On my first Sunday at the Academy, I woke up at 7AM to do my laundry. I did this for two reasons:
- To establish good housekeeping habits
- I was afraid of other people seeing my clothes. It seemed like such a personal thing to view or handle someone’s clothing without their preparation or consent.
In those first few months, I felt a self-imposed pressure to remain poised. I was somewhat terrified to fall into candid situations, to share myself entirely, jaded from more than a decade spent among peers who took such moments as opportunities to attack. With time, I would see that my Gatton family would never be anything but loving, nothing but supportive and sweet. They forgave my shortcomings and turned a blind eye to my clothes during accidental meetings in the laundry room. They would later be some of the most prized people in my corner, but I could not have anticipated that without knowing them first.

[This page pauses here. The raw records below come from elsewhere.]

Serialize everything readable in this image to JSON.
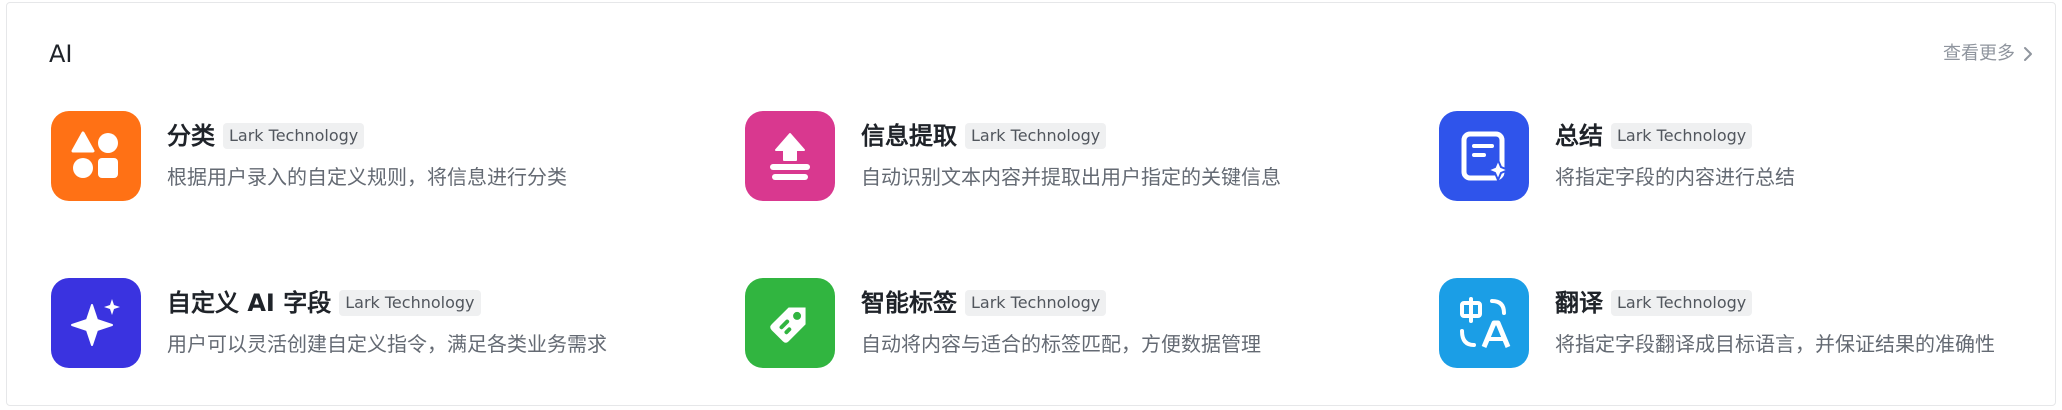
{
  "section": {
    "title": "AI",
    "see_more": "查看更多"
  },
  "cards": [
    {
      "name": "分类",
      "badge": "Lark Technology",
      "desc": "根据用户录入的自定义规则，将信息进行分类",
      "icon": "shapes-icon",
      "color": "#ff7115"
    },
    {
      "name": "信息提取",
      "badge": "Lark Technology",
      "desc": "自动识别文本内容并提取出用户指定的关键信息",
      "icon": "extract-icon",
      "color": "#d9388f"
    },
    {
      "name": "总结",
      "badge": "Lark Technology",
      "desc": "将指定字段的内容进行总结",
      "icon": "summary-icon",
      "color": "#2f54eb"
    },
    {
      "name": "自定义 AI 字段",
      "badge": "Lark Technology",
      "desc": "用户可以灵活创建自定义指令，满足各类业务需求",
      "icon": "sparkle-icon",
      "color": "#3a33e0"
    },
    {
      "name": "智能标签",
      "badge": "Lark Technology",
      "desc": "自动将内容与适合的标签匹配，方便数据管理",
      "icon": "tag-icon",
      "color": "#31b540"
    },
    {
      "name": "翻译",
      "badge": "Lark Technology",
      "desc": "将指定字段翻译成目标语言，并保证结果的准确性",
      "icon": "translate-icon",
      "color": "#1b9ee6"
    }
  ]
}
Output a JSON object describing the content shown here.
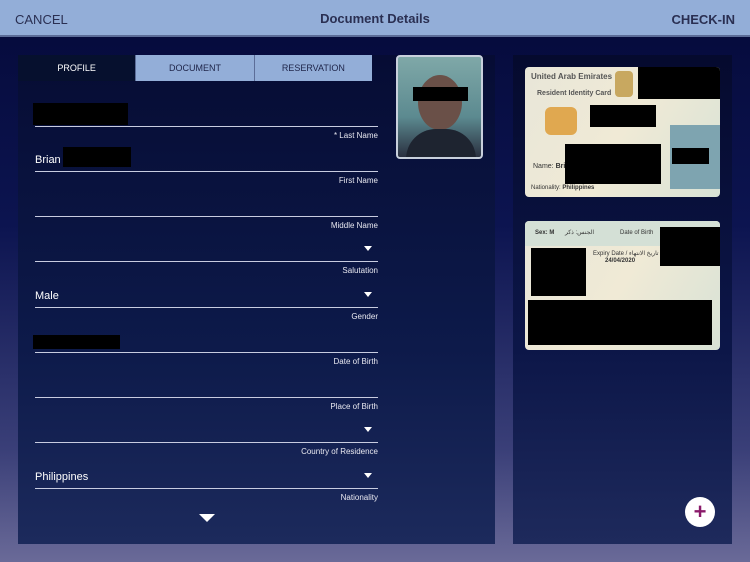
{
  "header": {
    "cancel": "CANCEL",
    "title": "Document Details",
    "checkin": "CHECK-IN"
  },
  "tabs": [
    "PROFILE",
    "DOCUMENT",
    "RESERVATION"
  ],
  "fields": [
    {
      "label": "* Last Name",
      "value": ""
    },
    {
      "label": "First Name",
      "value": "Brian"
    },
    {
      "label": "Middle Name",
      "value": ""
    },
    {
      "label": "Salutation",
      "value": ""
    },
    {
      "label": "Gender",
      "value": "Male"
    },
    {
      "label": "Date of Birth",
      "value": ""
    },
    {
      "label": "Place of Birth",
      "value": ""
    },
    {
      "label": "Country of Residence",
      "value": ""
    },
    {
      "label": "Nationality",
      "value": "Philippines"
    }
  ],
  "card_front": {
    "country": "United Arab Emirates",
    "type": "Resident Identity Card",
    "name_label": "Name:",
    "name": "Brian",
    "nationality_label": "Nationality:",
    "nationality": "Philippines"
  },
  "card_back": {
    "sex": "Sex: M",
    "sex_ar": "الجنس: ذكر",
    "dob_label": "Date of Birth",
    "expiry_label": "Expiry Date / تاريخ الانتهاء",
    "expiry": "24/04/2020"
  },
  "add_button": "+"
}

I continued my early morning laundry habits each week for much of my Gatton career, but my definition of “early” loosened over time. As I made room for movie nights, group guitar sessions, and church visits in my weekends, my Sunday morning chore began later and later, but I felt none of the remorse I expected. I gave the Gatton community my trust, and it gave me an hour or two of extra sleep on Sundays.

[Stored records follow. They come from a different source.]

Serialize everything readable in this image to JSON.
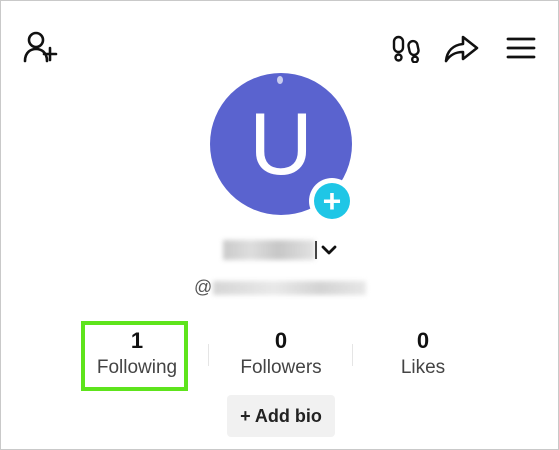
{
  "header": {
    "icons": [
      "add-friend-icon",
      "footprints-icon",
      "share-icon",
      "menu-icon"
    ]
  },
  "profile": {
    "avatar_letter": "U",
    "avatar_color": "#5a63cf",
    "badge_color": "#1fc6e6",
    "badge_symbol": "+",
    "username_chevron": "⌄",
    "handle_prefix": "@"
  },
  "stats": [
    {
      "value": "1",
      "label": "Following"
    },
    {
      "value": "0",
      "label": "Followers"
    },
    {
      "value": "0",
      "label": "Likes"
    }
  ],
  "highlight_color": "#5ee41c",
  "actions": {
    "add_bio_label": "+ Add bio"
  }
}
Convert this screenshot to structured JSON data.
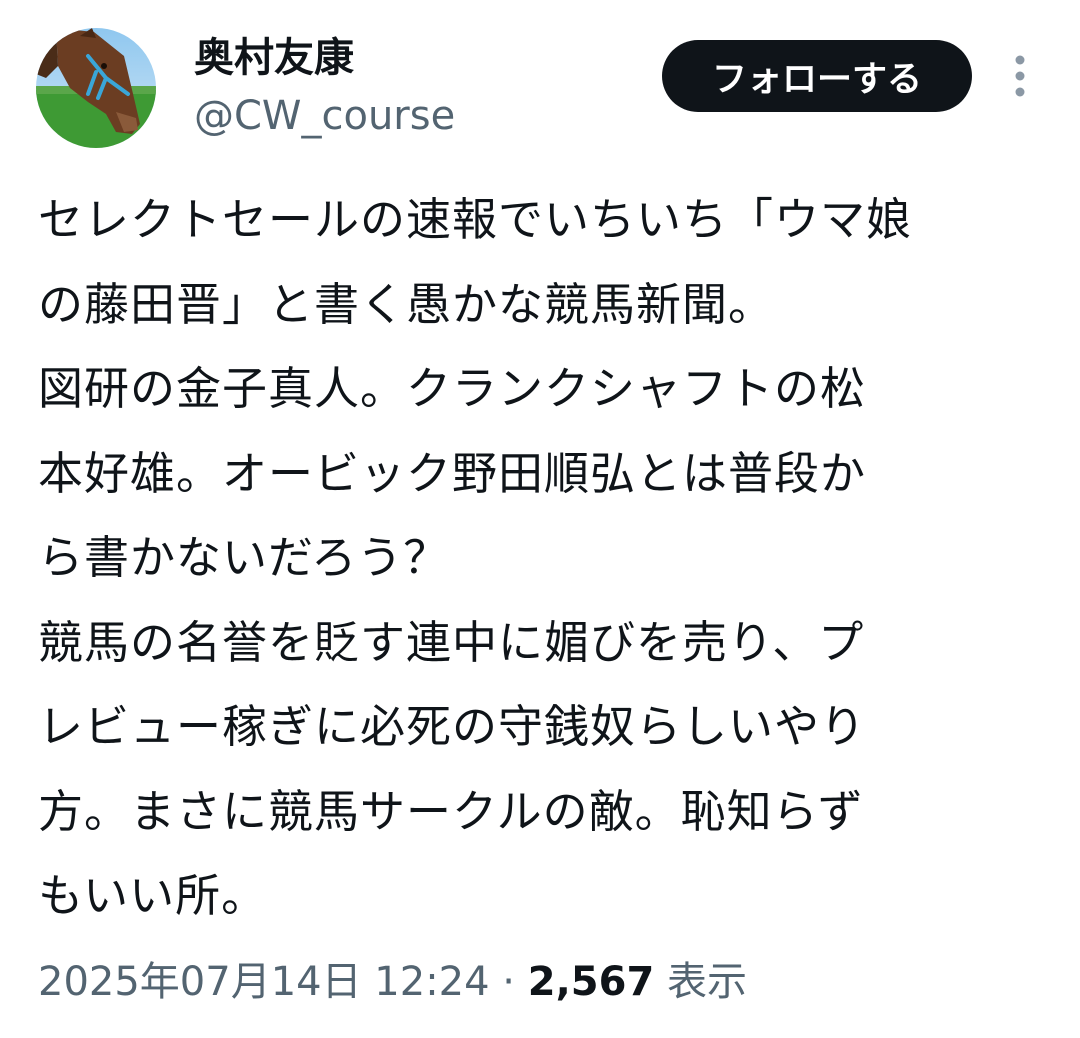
{
  "author": {
    "display_name": "奥村友康",
    "handle": "@CW_course"
  },
  "follow_button": {
    "label": "フォローする"
  },
  "more_icon": "vertical-dots-icon",
  "tweet": {
    "lines": [
      "セレクトセールの速報でいちいち「ウマ娘",
      "の藤田晋」と書く愚かな競馬新聞。",
      "図研の金子真人。クランクシャフトの松",
      "本好雄。オービック野田順弘とは普段か",
      "ら書かないだろう？",
      "競馬の名誉を貶す連中に媚びを売り、プ",
      "レビュー稼ぎに必死の守銭奴らしいやり",
      "方。まさに競馬サークルの敵。恥知らず",
      "もいい所。"
    ]
  },
  "meta": {
    "timestamp": "2025年07月14日 12:24",
    "separator": " · ",
    "views_count": "2,567",
    "views_label": " 表示"
  },
  "colors": {
    "text_primary": "#0f1419",
    "text_secondary": "#536471",
    "button_bg": "#0f1419",
    "button_text": "#ffffff"
  }
}
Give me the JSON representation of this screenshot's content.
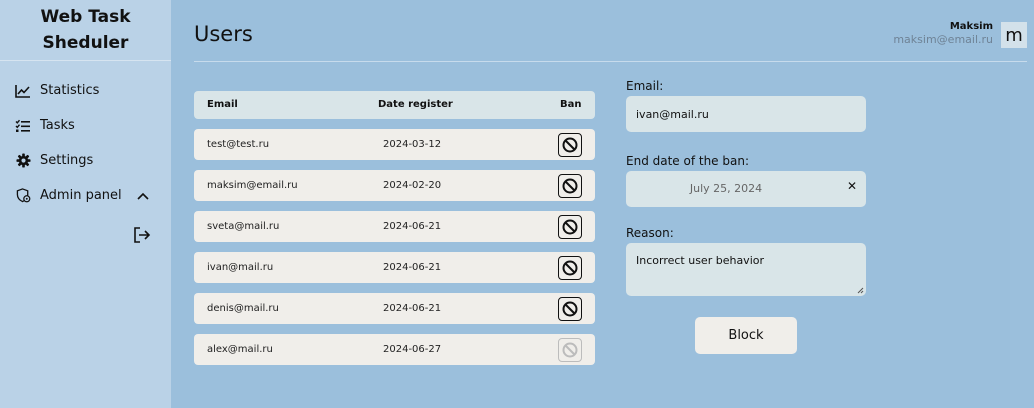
{
  "app": {
    "title_line1": "Web Task",
    "title_line2": "Sheduler"
  },
  "sidebar": {
    "items": [
      {
        "label": "Statistics",
        "icon": "chart-line-icon"
      },
      {
        "label": "Tasks",
        "icon": "checklist-icon"
      },
      {
        "label": "Settings",
        "icon": "gear-icon"
      },
      {
        "label": "Admin panel",
        "icon": "admin-shield-icon",
        "expanded": true
      }
    ],
    "logout_icon": "logout-icon"
  },
  "header": {
    "title": "Users",
    "user_name": "Maksim",
    "user_email": "maksim@email.ru",
    "avatar_letter": "m"
  },
  "table": {
    "columns": {
      "email": "Email",
      "date": "Date register",
      "ban": "Ban"
    },
    "rows": [
      {
        "email": "test@test.ru",
        "date": "2024-03-12",
        "ban_enabled": true
      },
      {
        "email": "maksim@email.ru",
        "date": "2024-02-20",
        "ban_enabled": true
      },
      {
        "email": "sveta@mail.ru",
        "date": "2024-06-21",
        "ban_enabled": true
      },
      {
        "email": "ivan@mail.ru",
        "date": "2024-06-21",
        "ban_enabled": true
      },
      {
        "email": "denis@mail.ru",
        "date": "2024-06-21",
        "ban_enabled": true
      },
      {
        "email": "alex@mail.ru",
        "date": "2024-06-27",
        "ban_enabled": false
      }
    ]
  },
  "form": {
    "email_label": "Email:",
    "email_value": "ivan@mail.ru",
    "end_date_label": "End date of the ban:",
    "end_date_value": "July 25, 2024",
    "clear_symbol": "✕",
    "reason_label": "Reason:",
    "reason_value": "Incorrect user behavior",
    "block_label": "Block"
  },
  "colors": {
    "background": "#9bbfdc",
    "sidebar": "#bad2e7",
    "row": "#f0eeea",
    "field": "#d9e5e8"
  }
}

It also gave me the freedom to become an artist of personhood, to create a working draft of my self-portrait, with smile lines from the field I love and freckles of my personality. I kept a copy in my back pocket, ready to refine it at any moment, and I started to show it to the people around me. They witnessed my unstoppable bouts of laughter, my midterm grade breakdowns, and my college application worry. More than that, they understood. I was given both the permission and the responsibility to feel and to share my emotions as fully as possible. With time and Pokey sessions (meetings with our Asst. Director Dr. Pokey Bowen), I began to carve out the cheekbones of my childhood, and while the Gatton Academy is not known as an art school, it was there I learned how to draw a self-portrait worth studying.

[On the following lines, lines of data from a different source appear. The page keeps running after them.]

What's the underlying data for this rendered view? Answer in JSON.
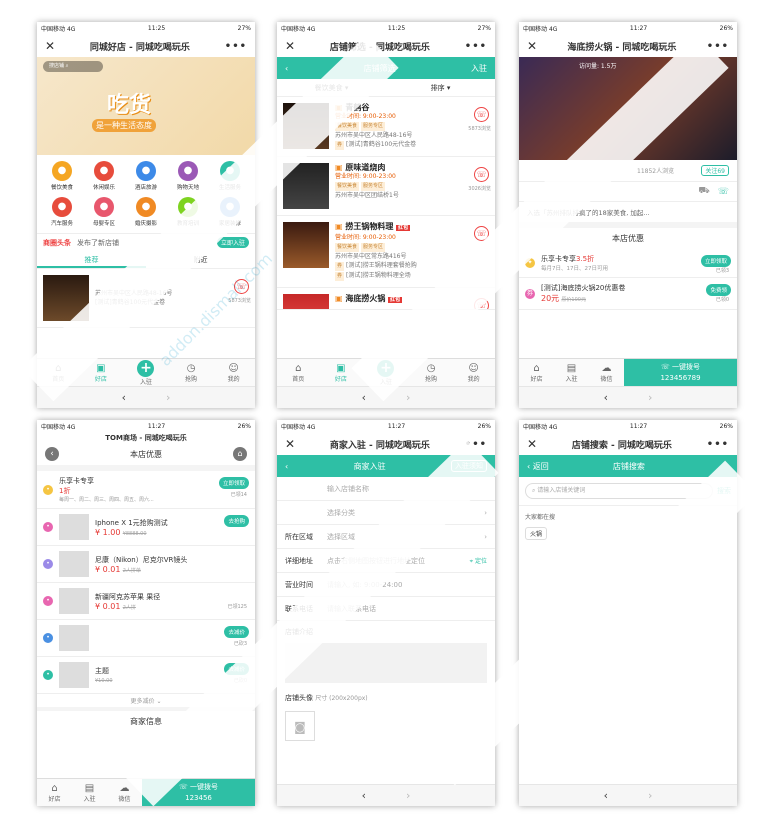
{
  "status": {
    "carrier": "中国移动",
    "net": "4G",
    "battery_27": "27%",
    "battery_26": "26%",
    "t1": "11:25",
    "t2": "11:27"
  },
  "p1": {
    "title": "同城好店 - 同城吃喝玩乐",
    "search_ph": "搜店铺",
    "banner_main": "吃货",
    "banner_sub": "是一种生活态度",
    "icons": [
      "餐饮美食",
      "休闲娱乐",
      "酒店旅游",
      "购物天地",
      "生活服务",
      "汽车服务",
      "母婴专区",
      "婚庆摄影",
      "教育培训",
      "家居装修"
    ],
    "headline_label": "商圈头条",
    "headline_text": "发布了新店铺",
    "enter_btn": "立即入驻",
    "tabs": [
      "推荐",
      "附近"
    ],
    "shop_addr": "苏州市吴中区人民路48-16号",
    "shop_coupon": "[测试]青鹤谷100元代金卷",
    "shop_views": "5873浏览"
  },
  "tabs5": [
    "首页",
    "好店",
    "入驻",
    "抢购",
    "我的"
  ],
  "p2": {
    "title": "店铺筛选 - 同城吃喝玩乐",
    "bar_center": "店铺筛选",
    "bar_right": "入驻",
    "filter1": "餐饮美食",
    "filter2": "排序",
    "shops": [
      {
        "name": "青鹤谷",
        "hours": "营业时间: 9:00-23:00",
        "tags": [
          "餐饮美食",
          "服务专区"
        ],
        "addr": "苏州市吴中区人民路48-16号",
        "coupon": "[测试]青鹤谷100元代金卷",
        "views": "5873浏览"
      },
      {
        "name": "原味道烧肉",
        "hours": "营业时间: 9:00-23:00",
        "tags": [
          "餐饮美食",
          "服务专区"
        ],
        "addr": "苏州市吴中区团结桥1号",
        "coupon": "",
        "views": "3026浏览"
      },
      {
        "name": "捞王锅物料理",
        "badge": "红包",
        "hours": "营业时间: 9:00-23:00",
        "tags": [
          "餐饮美食",
          "服务专区"
        ],
        "addr": "苏州市吴中区常东路416号",
        "coupon": "[测试]捞王锅料理套餐抢购",
        "coupon2": "[测试]捞王锅物料理全场",
        "views": ""
      },
      {
        "name": "海底捞火锅",
        "badge": "红包",
        "hours": "",
        "tags": [],
        "addr": "",
        "coupon": "",
        "views": ""
      }
    ]
  },
  "p3": {
    "title": "海底捞火锅 - 同城吃喝玩乐",
    "photo_meta": "访问量: 1.5万",
    "views": "11852人浏览",
    "follow": "关注69",
    "notice": "入选「苏州排队排疯了的18家美食, 加起...",
    "sec": "本店优惠",
    "c1_name": "乐享卡专享",
    "c1_val": "3.5折",
    "c1_sub": "每月7日、17日、27日可用",
    "c1_btn": "立即领取",
    "c1_left": "已领3",
    "c2_name": "[测试]海底捞火锅20优惠卷",
    "c2_price": "20元",
    "c2_old": "原价100元",
    "c2_btn": "免费领",
    "c2_left": "已领0",
    "bar": [
      "好店",
      "入驻",
      "微信"
    ],
    "call": "一键拨号",
    "phone": "123456789"
  },
  "p4": {
    "title": "TOM商场 - 同城吃喝玩乐",
    "sec": "本店优惠",
    "more": "更多减价",
    "sec2": "商家信息",
    "items": [
      {
        "name": "乐享卡专享",
        "val": "1折",
        "sub": "每周一、周二、周三、周四、周五、周六...",
        "btn": "立即领取",
        "left": "已领14"
      },
      {
        "name": "Iphone X 1元抢购测试",
        "price": "¥ 1.00",
        "old": "¥8888.00",
        "btn": "去抢购",
        "left": ""
      },
      {
        "name": "尼康（Nikon）尼克尔VR镜头",
        "price": "¥ 0.01",
        "old": "2人拼单",
        "btn": "",
        "left": ""
      },
      {
        "name": "新疆阿克苏苹果 果径",
        "price": "¥ 0.01",
        "old": "2人拼",
        "btn": "",
        "left": "已领125"
      },
      {
        "name": "",
        "price": "",
        "old": "",
        "btn": "去减价",
        "left": "已砍3"
      },
      {
        "name": "主题",
        "price": "",
        "old": "¥10.00",
        "btn": "去减价",
        "left": "已砍0"
      }
    ],
    "bar": [
      "好店",
      "入驻",
      "微信"
    ],
    "call": "一键拨号",
    "phone": "123456"
  },
  "p5": {
    "title": "商家入驻 - 同城吃喝玩乐",
    "bar_center": "商家入驻",
    "bar_right": "入驻须知",
    "fields": [
      {
        "l": "",
        "v": "输入店铺名称"
      },
      {
        "l": "",
        "v": "选择分类"
      },
      {
        "l": "所在区域",
        "v": "选择区域"
      },
      {
        "l": "详细地址",
        "v": "点击右侧地图按钮进行地址定位"
      },
      {
        "l": "营业时间",
        "v": "请输入, 如: 9:00-24:00"
      },
      {
        "l": "联系电话",
        "v": "请输入联系电话"
      }
    ],
    "locate": "定位",
    "intro": "店铺介绍",
    "avatar": "店铺头像",
    "avatar_size": "尺寸 (200x200px)"
  },
  "p6": {
    "title": "店铺搜索 - 同城吃喝玩乐",
    "back": "返回",
    "bar_center": "店铺搜索",
    "search_ph": "请输入店铺关键词",
    "search_btn": "搜索",
    "hot_label": "大家都在搜",
    "hot": [
      "火锅"
    ]
  },
  "watermark": "addon.dismall.com"
}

I am happy to say that in my last week at the Academy, I did my laundry on a Wednesday afternoon. Most of the machines were full. Later, I carried my clean clothes back downstairs through a common area filled with people. I even stopped to talk. If I learned anything at the Gatton Academy aside from the curriculum, it was the art of improv—of dynamics, of growth. I learned to revise and to define but to do so fluidly, to not take myself too seriously, to give way to a transparent process—like thinking out loud, like proofreading, like letting someone else in the room as you move your laundry—and I’m proud of those accomplishments, because those things are honest. For me, for a long time, they were also very difficult. I’m not perfect at any of them now, but my Gatton family members were fundamental mentors and observers of my progress.
Looking back on them now, I cannot replicate the fear I felt in my first weeks. I do not feel any of the embarrassment or the anxiety. I feel only grateful, and so indescribably, unbelievably lucky that I was able to come into my own in the presence of such incredible people. I feel honored to have witnessed my classmates’ growth and thankful that they facilitated mine. I doubt I will meet a group with such passion and concentrated personality ever again, and so I’d like to close my senior reflection by simply appreciating my fellow seniors. To my class, know that I am always available by way of Facebook or a phone call to listen to your life triumphs or your Tuesday nights alike. Thank you for putting up with me, for hugging me, for helping me with Physics. Thank you for your support and for your listening ears. Thank you for being the beautiful, quick-witted characters that liven up all of my stories.
And, probably most of all, thank you for sharing the laundry room.